É verdade que o movimento de Rui Moreira se tem apresentado a eleições nas várias freguesias do município, mas essa realidade fica fora da declaração de Rui Moreira, que apenas se referiu a uma corrida “à câmara municipal”. Além disso, considerando as assembleias de freguesia do concelho do Porto, o universo de “assinaturas” seria sempre muito superior às 7 mil referidas pelo autarca. Note-se que, em 2017, o movimento “Porto: o nosso partido” apresentou cerca de 23 mil assinaturas para a corrida à câmara, à assembleia municipal e às várias juntas de freguesia do concelho a que o movimento de candidatou. No total, houve entre 7 a 8 mil proponentes — o que significa que, na maioria dos casos, a mesma pessoa assinou as três declarações (câmara, assembleia municipal e respetiva assembleia de freguesia).
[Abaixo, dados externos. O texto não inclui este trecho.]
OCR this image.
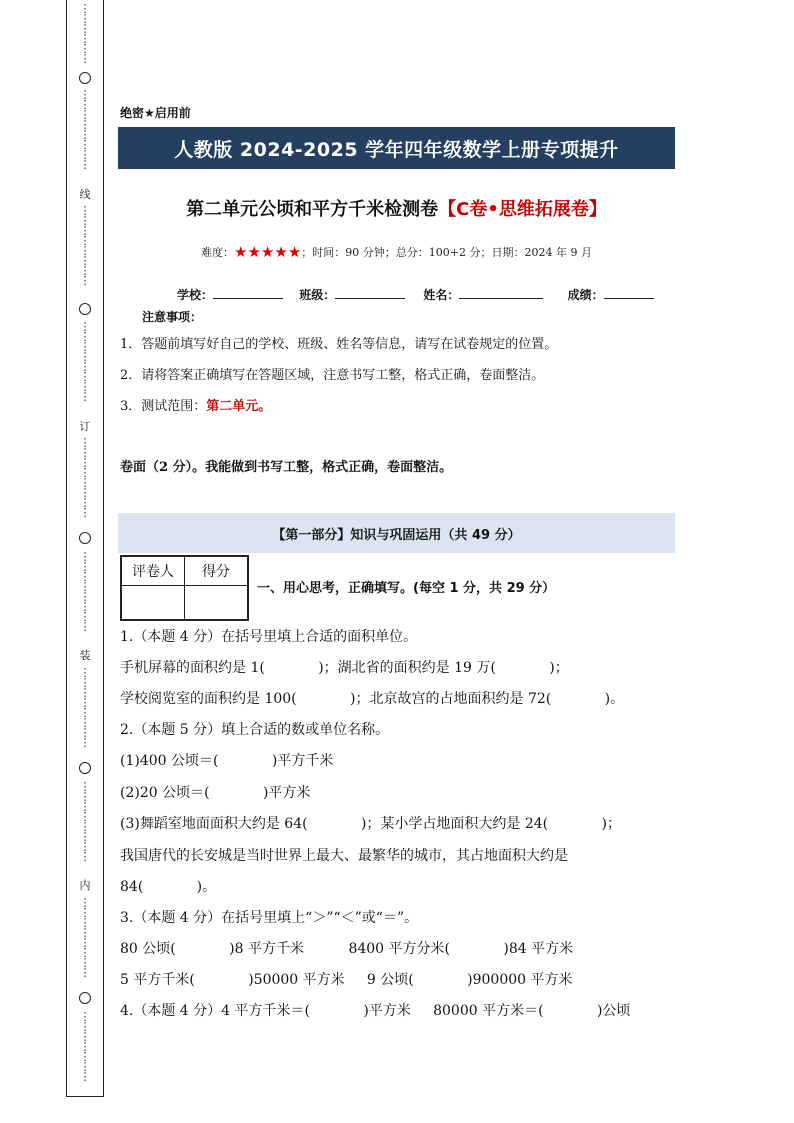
⋮
⋮
⋮
⋮
⋮
⋮
⋮
⋮
⋮
⋮
⋮
⋮
⋮
⋮
线
⋮
⋮
⋮
⋮
⋮
⋮
⋮
⋮
⋮
⋮
⋮
⋮
⋮
⋮
⋮
⋮
订
⋮
⋮
⋮
⋮
⋮
⋮
⋮
⋮
⋮
⋮
⋮
⋮
⋮
⋮
⋮
⋮
装
⋮
⋮
⋮
⋮
⋮
⋮
⋮
⋮
⋮
⋮
⋮
⋮
⋮
⋮
⋮
⋮
内
⋮
⋮
⋮
⋮
⋮
⋮
⋮
⋮
⋮
⋮
⋮
⋮
⋮
⋮
⋮
绝密★启用前
人教版 2024-2025 学年四年级数学上册专项提升
第二单元公顷和平方千米检测卷【C卷•思维拓展卷】
难度：★★★★★；时间：90 分钟；总分：100+2 分；日期：2024 年 9 月
学校：	班级：	姓名：	成绩：
注意事项：
1．答题前填写好自己的学校、班级、姓名等信息，请写在试卷规定的位置。
2．请将答案正确填写在答题区域，注意书写工整，格式正确，卷面整洁。
3．测试范围：第二单元。
卷面（2 分）。我能做到书写工整，格式正确，卷面整洁。
【第一部分】知识与巩固运用（共 49 分）
评卷人	得分

一、用心思考，正确填写。(每空 1 分，共 29 分）
1.（本题 4 分）在括号里填上合适的面积单位。
手机屏幕的面积约是 1(            )；湖北省的面积约是 19 万(            )；
学校阅览室的面积约是 100(            )；北京故宫的占地面积约是 72(            )。
2.（本题 5 分）填上合适的数或单位名称。
(1)400 公顷＝(            )平方千米
(2)20 公顷＝(            )平方米
(3)舞蹈室地面面积大约是 64(            )；某小学占地面积大约是 24(            )；
我国唐代的长安城是当时世界上最大、最繁华的城市，其占地面积大约是
84(            )。
3.（本题 4 分）在括号里填上“＞”“＜”或“＝”。
80 公顷(            )8 平方千米          8400 平方分米(            )84 平方米
5 平方千米(            )50000 平方米     9 公顷(            )900000 平方米
4.（本题 4 分）4 平方千米＝(            )平方米     80000 平方米＝(            )公顷
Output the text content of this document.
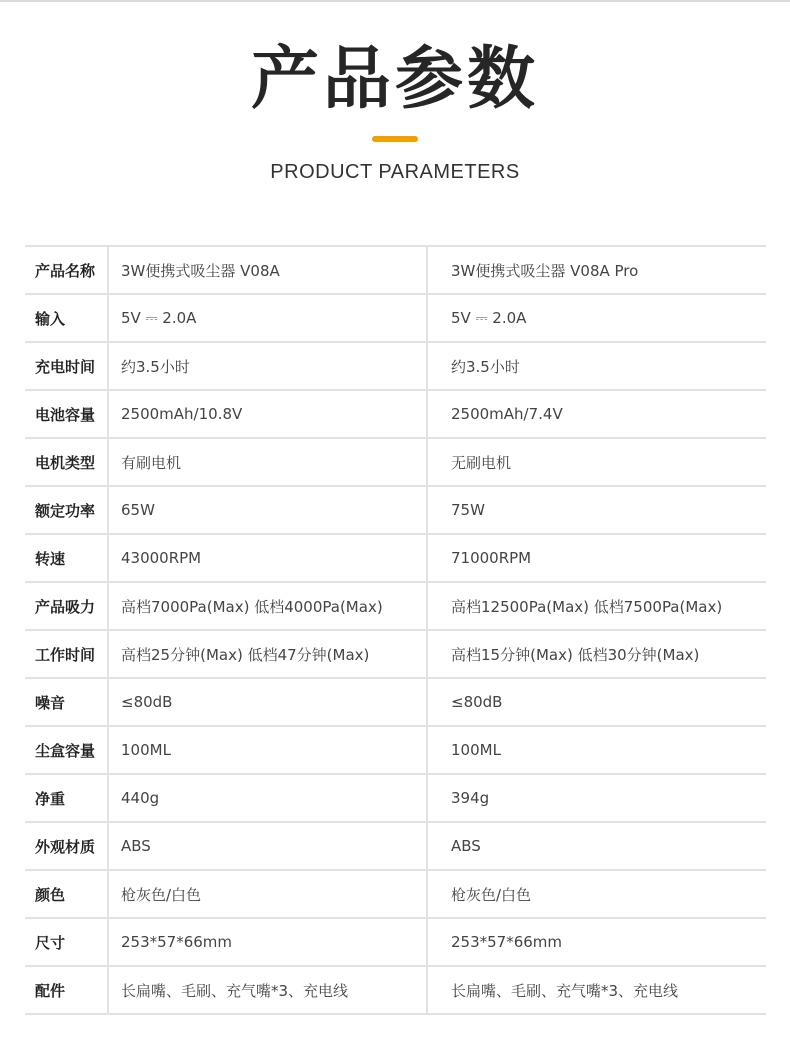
产品参数
PRODUCT PARAMETERS
产品名称	3W便携式吸尘器 V08A	3W便携式吸尘器 V08A Pro
输入	5V ⎓ 2.0A	5V ⎓ 2.0A
充电时间	约3.5小时	约3.5小时
电池容量	2500mAh/10.8V	2500mAh/7.4V
电机类型	有刷电机	无刷电机
额定功率	65W	75W
转速	43000RPM	71000RPM
产品吸力	高档7000Pa(Max) 低档4000Pa(Max)	高档12500Pa(Max) 低档7500Pa(Max)
工作时间	高档25分钟(Max) 低档47分钟(Max)	高档15分钟(Max) 低档30分钟(Max)
噪音	≤80dB	≤80dB
尘盒容量	100ML	100ML
净重	440g	394g
外观材质	ABS	ABS
颜色	枪灰色/白色	枪灰色/白色
尺寸	253*57*66mm	253*57*66mm
配件	长扁嘴、毛刷、充气嘴*3、充电线	长扁嘴、毛刷、充气嘴*3、充电线
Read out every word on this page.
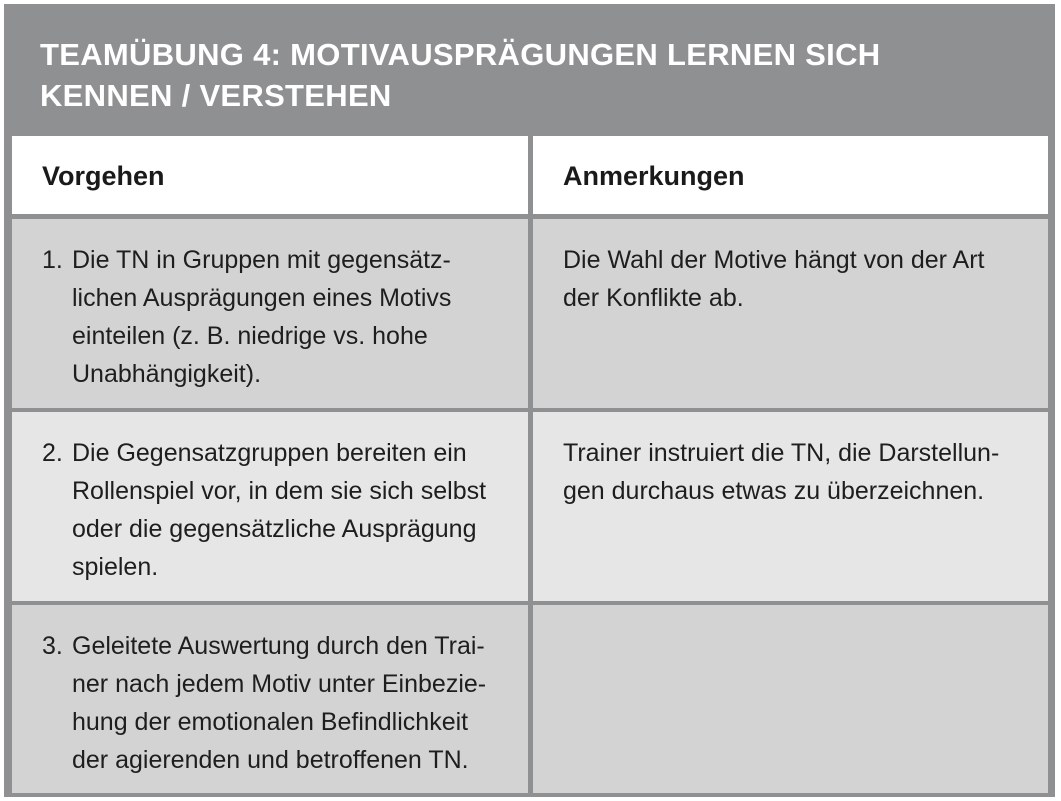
TEAMÜBUNG 4: MOTIVAUSPRÄGUNGEN LERNEN SICH
KENNEN / VERSTEHEN
Vorgehen	Anmerkungen
1. Die TN in Gruppen mit gegensätz-
lichen Ausprägungen eines Motivs
einteilen (z. B. niedrige vs. hohe
Unabhängigkeit).
Die Wahl der Motive hängt von der Art
der Konflikte ab.
2. Die Gegensatzgruppen bereiten ein
Rollenspiel vor, in dem sie sich selbst
oder die gegensätzliche Ausprägung
spielen.
Trainer instruiert die TN, die Darstellun-
gen durchaus etwas zu überzeichnen.
3. Geleitete Auswertung durch den Trai-
ner nach jedem Motiv unter Einbezie-
hung der emotionalen Befindlichkeit
der agierenden und betroffenen TN.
Portanto, e em suma, a lei impõe que sejam recolhidas assinaturas de 4 mil proponentes para que uma lista de um movimento de cidadãos à câmara municipal e à assembleia municipal seja considerada válida.

Por fim, e quanto ao termo de comparação usado pelo autarca do Porto — o número de assinaturas necessário para a constituição de um partido —, a lei dos partidos políticos refere, no art. 15º, que “a inscrição de um partido político tem de ser requerida por, pelo menos, 7500 cidadãos eleitores”. Um valor próximo — ainda que não exatamente o mesmo — daquele que foi apresentado pelo autarca.

Conclusão

Rui Moreira disse que a apresentação de uma lista à câmara de Porto obriga à recolha de 7000 assinaturas, as mesmas que são exigidas para a formalização de um partido. Em termos literais, não é verdade: bastam 4 mil “proponentes”, limite máximo previsto na lei, para que uma candidatura seja validada. Para isso, é preciso que os eleitores subscrevam as duas declarações de candidatura — à câmara e à assembleia municipal.

No caso da formalização do partido, pelo contrário, um eleitor representa uma assinatura e, por isso, são necessárias 7500 pess0as (e não 7 mil) para fazer avançar o processo.

Assim, de acordo com o sistema de classificação do Observador, este conteúdo é:

ENGANADOR

No sistema de classificação do Facebook este conteúdo é:

PARCIALMENTE FALSO: as alegações dos conteúdos são uma mistura de factos precisos e imprecisos ou a principal alegação é enganadora ou está incompleta.